I get this a lot. Probably it is a common request in any household containing both children and bikes. Oftentimes my kids see me ride off on adventures for work, returning smelly and dirt-covered with souvenirs and stories to share. That they might someday wish to follow in my passion was, I suppose, a forgone conclusion.
I have never encouraged motorcycle riding in my family, or for that matter, DIScouraged it. It's a dangerous endeavor on its own (I have a seemingly perpetual set of scrapes and bruises to prove it). These dangers are exacerbated by the modern distractions drivers are consumed by. It's a dangerous game to be sure, and as such, I've tried to impart to my children the risk as well as the joy that comes with a two-wheeled lifestyle.
Motorcycles have an ageless appeal, attracting those with a desire for excitement and adventure. I caught the bug at a very young age, and soon it was clear that my daughter Hailey had caught it, too. Ever since her debut ride on a Honda 50, Hailey has bugged me for more. Any trip to the grocery store, the movies or appliance shopping, she would beg to go on the bike. "Maybe next time," I would usually say, and when we did ride 2-up I would avoid anything more than quick, backroads jaunts.
This worked for a while, but Hailey wanted more, and she wasn't letting up. Somewhere along the line I told her we would go on a “big' trip” "when she was older. Amid more pestering, I added another, more specific milestone: "Before your 10th birthday." Honestly, I don't remember ever saying this. But she did and took to reminding me at random moments and odd intervals. And with her nameday fast approaching, it was time to make good on my promise. Plans for the inaugural Father-Daughter Motorcycle Adventure began taking shape.

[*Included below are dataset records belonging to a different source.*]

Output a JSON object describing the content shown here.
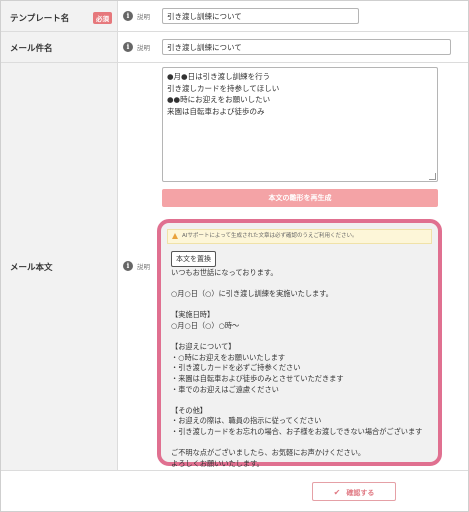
{
  "form": {
    "template_name": {
      "label": "テンプレート名",
      "required_badge": "必須",
      "help_label": "説明",
      "value": "引き渡し訓練について"
    },
    "subject": {
      "label": "メール件名",
      "help_label": "説明",
      "value": "引き渡し訓練について"
    },
    "body": {
      "label": "メール本文",
      "help_label": "説明",
      "textarea_lines": [
        "●月●日は引き渡し訓練を行う",
        "引き渡しカードを持参してほしい",
        "●●時にお迎えをお願いしたい",
        "来園は自転車および徒歩のみ"
      ],
      "regenerate_button": "本文の雛形を再生成"
    },
    "ai_panel": {
      "warning": "AIサポートによって生成された文章は必ず確認のうえご利用ください。",
      "replace_button": "本文を置換",
      "generated_lines": [
        "いつもお世話になっております。",
        "",
        "○月○日（○）に引き渡し訓練を実施いたします。",
        "",
        "【実施日時】",
        "○月○日（○）○時～",
        "",
        "【お迎えについて】",
        "・○時にお迎えをお願いいたします",
        "・引き渡しカードを必ずご持参ください",
        "・来園は自転車および徒歩のみとさせていただきます",
        "・車でのお迎えはご遠慮ください",
        "",
        "【その他】",
        "・お迎えの際は、職員の指示に従ってください",
        "・引き渡しカードをお忘れの場合、お子様をお渡しできない場合がございます",
        "",
        "ご不明な点がございましたら、お気軽にお声かけください。",
        "よろしくお願いいたします。"
      ]
    },
    "confirm_button": "確認する"
  },
  "colors": {
    "accent_pink": "#e07090",
    "badge": "#e6787c",
    "regen_button": "#f4a3a6",
    "label_bg": "#f2f2f2"
  }
}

The itinerary: After equipping ourselves and my BMW R 1200 GS Adventure for five days of riding and camping, we would spend the first night at the 49er Motorcycle Rally in Mariposa, California, taking advantage of the opportunity to see Yosemite. Beyond that, we would crack open a map and choose destinations on the fly. This ride was just as much for her as for me, and I wanted each of us to have a say on where we went. I knew enough about California to keep the ride interesting and figured I would highlight points of interest and see what Hailey found appealing. There was a lot preparation that needed to take place, and little time to do it, so I set to work.